Zimbabwe went on a further step to promulgate the ZIDA Act, which repealed the Zimbabwe Investment Authority, the Zimbabwe Special Economic Zones Authority and the Joint Ventures Act. ZIDA chief facilitator Never Nyemudzo, while speaking recently to investors from South Africa said, the new act provides a clear, comprehensive and binding legal and regulatory framework for conducting investment activities, by both domestic and foreign investors in the country.
“ZIDA operates a One Stop Investment Services Centre (OSISC), which provides investment services ranging from investment analysis, company registration, tax registration and clearance, licensing, connecting to all necessary utilities, investment promotions, public relations and aftercare services. These services were previously provided by different entities scattered all over the place,” Nyemudzo said.
According to Zimbabwe Investment And Development Agency Act [Chapter 14:37], its “An act to provide for the promotion, entry, protection and facilitation of investment; to provide for the establishment of the Zimbabwe Investment and Development Agency; to provide for the One Stop Investment Services Centre; to repeal the Zimbabwe Investment Authority Act [Chapter 14:30], the Special Economic Zones Act [Chapter 14:34] and the Joint Ventures Act [Chapter 22:22]; and to provide for matters incidental to or connected to the foregoing.”

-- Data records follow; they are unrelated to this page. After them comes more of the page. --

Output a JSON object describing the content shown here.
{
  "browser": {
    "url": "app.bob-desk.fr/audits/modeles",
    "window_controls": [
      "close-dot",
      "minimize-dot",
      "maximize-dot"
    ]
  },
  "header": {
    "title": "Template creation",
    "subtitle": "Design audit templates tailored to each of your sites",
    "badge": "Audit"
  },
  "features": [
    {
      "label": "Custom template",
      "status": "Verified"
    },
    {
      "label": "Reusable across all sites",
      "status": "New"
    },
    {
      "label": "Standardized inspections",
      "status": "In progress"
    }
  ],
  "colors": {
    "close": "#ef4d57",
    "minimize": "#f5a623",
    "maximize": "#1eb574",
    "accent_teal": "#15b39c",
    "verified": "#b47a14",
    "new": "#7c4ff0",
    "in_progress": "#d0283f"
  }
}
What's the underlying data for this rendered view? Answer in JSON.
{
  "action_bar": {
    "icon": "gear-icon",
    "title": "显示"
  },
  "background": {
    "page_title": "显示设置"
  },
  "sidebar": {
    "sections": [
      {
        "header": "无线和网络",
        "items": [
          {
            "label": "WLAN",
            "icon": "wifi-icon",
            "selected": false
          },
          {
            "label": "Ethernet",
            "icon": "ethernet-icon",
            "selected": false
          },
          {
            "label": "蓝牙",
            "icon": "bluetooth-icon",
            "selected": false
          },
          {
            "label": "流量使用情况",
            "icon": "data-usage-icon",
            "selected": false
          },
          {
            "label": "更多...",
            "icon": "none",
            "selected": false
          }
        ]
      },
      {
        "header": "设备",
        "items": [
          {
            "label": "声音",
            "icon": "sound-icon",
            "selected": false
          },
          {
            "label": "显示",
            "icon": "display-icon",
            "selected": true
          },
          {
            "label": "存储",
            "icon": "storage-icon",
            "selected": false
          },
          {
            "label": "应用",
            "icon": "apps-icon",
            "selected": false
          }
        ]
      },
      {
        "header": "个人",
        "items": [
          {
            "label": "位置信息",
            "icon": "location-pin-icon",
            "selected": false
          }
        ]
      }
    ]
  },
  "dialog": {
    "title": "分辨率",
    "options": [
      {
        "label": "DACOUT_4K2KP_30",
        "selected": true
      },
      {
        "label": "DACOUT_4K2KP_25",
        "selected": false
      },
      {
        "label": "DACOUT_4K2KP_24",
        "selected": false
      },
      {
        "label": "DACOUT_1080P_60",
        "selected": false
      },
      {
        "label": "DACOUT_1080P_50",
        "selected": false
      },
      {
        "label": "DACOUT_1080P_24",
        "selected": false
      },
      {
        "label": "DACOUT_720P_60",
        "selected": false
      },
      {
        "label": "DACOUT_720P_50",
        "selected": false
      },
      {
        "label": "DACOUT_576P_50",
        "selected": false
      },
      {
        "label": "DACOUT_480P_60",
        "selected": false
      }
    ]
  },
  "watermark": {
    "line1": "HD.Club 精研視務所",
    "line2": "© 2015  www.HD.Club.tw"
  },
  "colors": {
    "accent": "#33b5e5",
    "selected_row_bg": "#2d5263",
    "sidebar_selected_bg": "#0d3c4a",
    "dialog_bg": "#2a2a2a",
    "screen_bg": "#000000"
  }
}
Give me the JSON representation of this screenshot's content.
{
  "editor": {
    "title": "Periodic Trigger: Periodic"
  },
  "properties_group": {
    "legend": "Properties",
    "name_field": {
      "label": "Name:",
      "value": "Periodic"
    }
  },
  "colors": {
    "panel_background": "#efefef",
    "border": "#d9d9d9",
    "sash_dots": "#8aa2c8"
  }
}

ZIDA is applauded for having significantly integrated and abridged the procedures thereby reducing the turnaround time for investing in the country. Zimbabwe allows at law the cultivation of cannabis on certain terms and ZIDA facilitates investments into medicinal cannabis cultivation, processing and value addition. The investments are regarded as special investments into Zimbabwe. Through ZIDA, Zimbabwe offers monetary and fiscal incentives to ensure that the sector is competitive regionally and globally.
Mining and Energy are other areas ZIDA is promoting for investors to mine vast minerals dotted around the country. This includes chrome, coal, nickel, gold and other precious stones. The issue of Energy is at the top lost of Zimbabwe to create conducive investment ground. However, the country is facing some erratic electricity supply for the past months with government saying it is giving preference to winter wheat farming. Agriculture remains the backbone of Zimbabwe economy.
According to World Bank, FDI flows to Zimbabwe are far below the country’s potential due to the recession the country experienced in 2019 following the passage of Cyclone Idai and drought caused by El Niño, and the economic and health crisis triggered by the Covid-19 pandemic. According to the UNCTAD’s 2021 World Investment Report, FDI inflows declined significantly to USD 194 million in 2020, compared to the pre-crisis period (USD 745 million in 2018).
Zimbabwe ranked 140th out of 190 countries listed in the World Bank’s last Doing Business Report, published in 2020, gaining fifteen places compared to the previous year’s report. In particular, progress has been made in obtaining building permits, obtaining loans and resolving insolvency.
Chonho said as the government seeks to attract FDI and is implementing ZIDA, which is the country’s investment promotion body set up to promote and facilitate both foreign direct investment.
“However, the unpredictability of the government’s economic policies and the unstable political and economic climate in recent years has undermined foreign investment,” Chonho said.